Urban and suburban trees can provide a wide range of societal benefits such as decreased building energy usage, increased property values, improved human health, and aesthetic beauty. Many municipalities in the New York City metropolitan area are pursuing greening initiatives to maintain and increase these positive ecosystem services for their citizens. Unfortunately, these greening initiatives face difficult challenges, which include an increasing frequency of severe storm events due to climate change, loss of tree and forest cover due to land development, and possibly increasingly negative attitudes towards urban trees as a result of tree-fall damage during major storms. These problems are compounded by a lack resources to monitor and respond to changes in tree canopy over time. To help address these challenges, I will present 1) a method for analyzing tree canopy and land use change over time that is potentially suitable for use by citizen scientists, 2) estimates of tree canopy change across a 180 km urban-to-rural gradient from New York City to eastern Long Island, 3) insights into the major drivers of tree canopy loss across this gradient from 2001 – 2016, and 4) an analysis of the relationship between protective tree ordinances and patterns of canopy change.

Results/Conclusions

We found strong evidence that tree canopy loss far exceeded rates of replacement across our urban-to-rural gradient.
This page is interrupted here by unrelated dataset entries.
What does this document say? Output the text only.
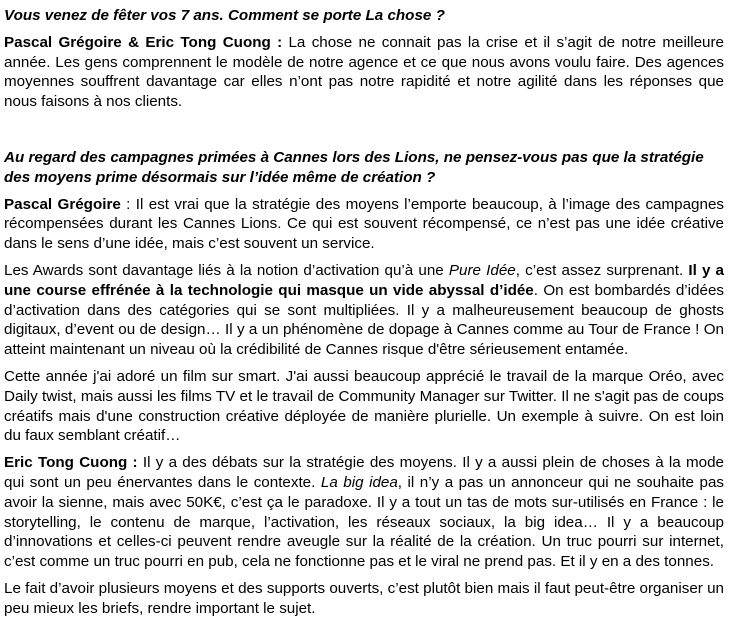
Vous venez de fêter vos 7 ans. Comment se porte La chose ?

Pascal Grégoire & Eric Tong Cuong : La chose ne connait pas la crise et il s’agit de notre meilleure année. Les gens comprennent le modèle de notre agence et ce que nous avons voulu faire. Des agences moyennes souffrent davantage car elles n’ont pas notre rapidité et notre agilité dans les réponses que nous faisons à nos clients.

Au regard des campagnes primées à Cannes lors des Lions, ne pensez-vous pas que la stratégie des moyens prime désormais sur l’idée même de création ?

Pascal Grégoire : Il est vrai que la stratégie des moyens l’emporte beaucoup, à l’image des campagnes récompensées durant les Cannes Lions. Ce qui est souvent récompensé, ce n’est pas une idée créative dans le sens d’une idée, mais c’est souvent un service.

Les Awards sont davantage liés à la notion d’activation qu’à une Pure Idée, c’est assez surprenant. Il y a une course effrénée à la technologie qui masque un vide abyssal d’idée. On est bombardés d’idées d’activation dans des catégories qui se sont multipliées. Il y a malheureusement beaucoup de ghosts digitaux, d’event ou de design… Il y a un phénomène de dopage à Cannes comme au Tour de France ! On atteint maintenant un niveau où la crédibilité de Cannes risque d'être sérieusement entamée.

Cette année j'ai adoré un film sur smart. J'ai aussi beaucoup apprécié le travail de la marque Oréo, avec Daily twist, mais aussi les films TV et le travail de Community Manager sur Twitter. Il ne s'agit pas de coups créatifs mais d'une construction créative déployée de manière plurielle. Un exemple à suivre. On est loin du faux semblant créatif…

Eric Tong Cuong : Il y a des débats sur la stratégie des moyens. Il y a aussi plein de choses à la mode qui sont un peu énervantes dans le contexte. La big idea, il n’y a pas un annonceur qui ne souhaite pas avoir la sienne, mais avec 50K€, c’est ça le paradoxe. Il y a tout un tas de mots sur-utilisés en France : le storytelling, le contenu de marque, l’activation, les réseaux sociaux, la big idea… Il y a beaucoup d’innovations et celles-ci peuvent rendre aveugle sur la réalité de la création. Un truc pourri sur internet, c’est comme un truc pourri en pub, cela ne fonctionne pas et le viral ne prend pas. Et il y en a des tonnes.

Le fait d’avoir plusieurs moyens et des supports ouverts, c’est plutôt bien mais il faut peut-être organiser un peu mieux les briefs, rendre important le sujet.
When evaluated on an absolute basis, canopy losses were greatest in less-densely-populated portions of the gradient, where new development accounted for a large proportion of net canopy loss. However, when rates of loss were normalized based on 2001 tree cover, the opposite was often true: older, high-density suburban areas often had greater proportional tree canopy loss than exurban and rural areas. Municipalities with strong tree ordinances did not appear to have significantly lower rates of tree canopy loss than neighboring areas. These results suggest that high rates of urban canopy loss are not isolated to fast-developing exurban areas. Furthermore, the presence of strong tree ordinances, alone, are not enough to prevent rapid declines in urban forest area, given high rates of non-development-related tree loss and comparatively low recruitment of new trees into the urban forest.